The effect of CAG repeat length polymorphism in the murine glucocorticoid receptor on transactivation potential

Abstract

Severe sepsis remains an important cause of death, particularly among trauma and burn patients. The severity of the systemic inflammatory response after trauma or burns and susceptibility to sepsis vary among individuals. One possible mechanism is through differential effects on glucocorticoid receptor (GR) expression by pro-inflammatory mediators (e.g. lipopolysaccharide signaling).

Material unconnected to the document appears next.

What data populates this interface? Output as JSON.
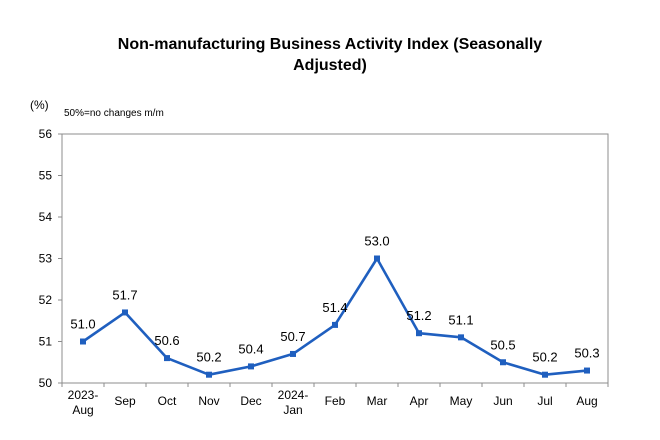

In a mouse burn model, we demonstrated differential GR levels, size, and transcriptional activity in CD14 knockout (KO) mice when compared to wild-type (C57BL/6J) after injury. Sequence analysis revealed only 8 CAG repeats in the GR transactivation domain in the CD14 KO; the wild-type contained seventeen. A survey of genomic DNA from 51 mouse strains demonstrated CAG repeat length range from 7 - 17. We then studied the effect of polymorphism in CAG repeat length on GR activity. Fragments with CAG repeats varying from 8-40 (8, 17, 30, 38, and 40) were engineered and shuttled into the wild-type GR expression vector. The resulting plasmids were then co-transfected with a glucocorticoid response element linked to a luciferase in order to compare their transactivation potentials. Transactivation potential was highest in the 17-CAG GR. The effect of GR polymorphisms on GR activity warrants more research as this data suggests a mechanism for the individual differences in response to steroid treatment and the response to injury.